如何在文件中的当前单词之前和之后获取单词?

时间:2013-08-15 20:07:13

标签: c file replace words

我有一个文件“data.txt”,其中包含以下内容:http://pastebin.com/FY9ZTQX6

我试图在“<”之前和之后得到这个词。旧词是左边的那个,新词是右边的那个。这就是我到目前为止所做的:

#include <stdio.h>
#include <stdlib.h>
#include <string.h>
#include <ctype.h>

/*
Name: Marcus Lorenzana
Assignment: Final
*/

//binary tree struct to hold left and right node
//as well as the word and number of occurrences
typedef struct node
{
    char *word;
    int count;
    struct node *left;
    struct node *right;
}
node;

//,.?!:;-
int punctuation[7];


void insert(node ** dictionary, node * entry);
char* readFile(char* filename);
void printDictionary(node * tree);
void toLower(char** word);
void getReplacementWords(char *filecontents, char **newWord, char **oldWord)  ;


int main()
{

    char *word;
    char* filecontents = readFile("data.txt");
    char* oldWord;
    char* newWord;

    //create dictionary node
    node *dictionary;
    node *entry;

    //read words and punctuation in from the text file
    word = strtok (filecontents, " \n");

    dictionary = NULL;

    while (word != NULL)
    {
        //word = strlwr(word); 
        entry = (node *) malloc(sizeof(node));
        entry->left = entry->right = NULL;
        entry->word = malloc(sizeof(char)*(strlen(word)+1));
        entry->word = word;
        insert(&dictionary,entry);
        word = strtok (NULL, " \n");
    }

    //printDictionary(dictionary);

    filecontents = readFile("data.txt"); 
    getReplacementWords(filecontents,&newWord,&oldWord);




    return 0;
}

void insert(node ** dictionary, node * entry)
{
    if(!(*dictionary))
    {
        *dictionary = entry;
        entry->count=1;
        return;
    }


    int result = strcmp(entry->word,(*dictionary)->word);

    if(result<0){
        insert(&(*dictionary)->left, entry);
        entry->count++; 
    }
    else if(result>0){
        insert(&(*dictionary)->right, entry);
        entry->count++; 
    } else {
        entry->count++; 
    }

}

//put file contents in string for strtok
char* readFile(char* filename)
{
    FILE* file = fopen(filename,"r");
    if(file == NULL)
    {
        return NULL;
    }

    fseek(file, 0, SEEK_END);
    long int size = ftell(file);
    rewind(file);

    char* content = calloc(size + 1, 1);

    fread(content,1,size,file);

    return content;
}

void printDictionary(node * dictionary)
{
    if(dictionary->left) {
        printDictionary(dictionary->left);
    }

    printf("%s\n",dictionary->word);

    if(dictionary->right) {
        printDictionary(dictionary->right);
    }
}


void getReplacementWords(char *filecontents, char **newWord, char **oldWord) {
    char *word;
    word = strtok (filecontents, " \n");

    while (word != NULL)
    {
        printf("\n%s",word); 
        int result = strcmp(word,"<"); 
        if (result == 0) {
            printf("\nFound replacement identifier"); 
        }
        word = strtok (NULL, " \n");
    }
}

4 个答案:

答案 0 :(得分:2)

你可以用 fscanf(filename , "%s < %s" , firstStringContainer , secondStringContainer)
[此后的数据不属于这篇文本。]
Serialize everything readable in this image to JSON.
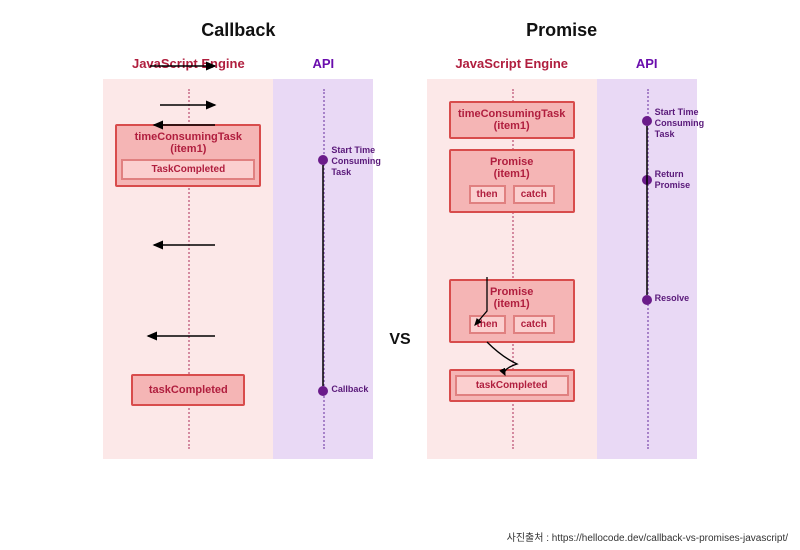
{
  "titles": {
    "callback": "Callback",
    "promise": "Promise",
    "engine": "JavaScript Engine",
    "api": "API",
    "vs": "VS"
  },
  "callback": {
    "box1_line1": "timeConsumingTask",
    "box1_line2": "(item1)",
    "box1_inner": "TaskCompleted",
    "box2": "taskCompleted",
    "api1_l1": "Start Time",
    "api1_l2": "Consuming",
    "api1_l3": "Task",
    "api2": "Callback"
  },
  "promise": {
    "box1_line1": "timeConsumingTask",
    "box1_line2": "(item1)",
    "box2_line1": "Promise",
    "box2_line2": "(item1)",
    "then": "then",
    "catch": "catch",
    "box3_line1": "Promise",
    "box3_line2": "(item1)",
    "box4": "taskCompleted",
    "api1_l1": "Start Time",
    "api1_l2": "Consuming",
    "api1_l3": "Task",
    "api2_l1": "Return",
    "api2_l2": "Promise",
    "api3": "Resolve"
  },
  "credit": "사진출처 : https://hellocode.dev/callback-vs-promises-javascript/"
}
使用fseek到达包含<字符的行后,这将获得&lt; 1之前的字符串存储在firstStringContaine r和secondStringContainer之后的存储 这是您要使用的代码:

int found = 0;
char buffer[chooseYourSize];
char firstStringContainer[chooseYourSize] , secondStringContainer[chooseYourSize];
while(fgets(buffer , sizeof(buffer) , filename) != NULL)
{
    if(strchr(buffer , '<'))
    {
         found++;
         break;
    }
}
if(found)
{
     fscanf(file , "%s < %s" , firstStringContainer , secondStringContainer);
}

当然,这仅在目标线仅包含三个元素字符串&lt;字符串就是这里的情况

答案 1 :(得分:1)

如果您的数据格式为STRING1&lt;你可以做STRING2:

fscanf(file,"%s < %s", string1, string2);

如果它在某个地方的某个地方,那将会更加困难。您可以做的是从文件中抓取行并将它们放入缓冲区,然后找到>,返回到第一个字符串的开头,然后阅读您想要的内容。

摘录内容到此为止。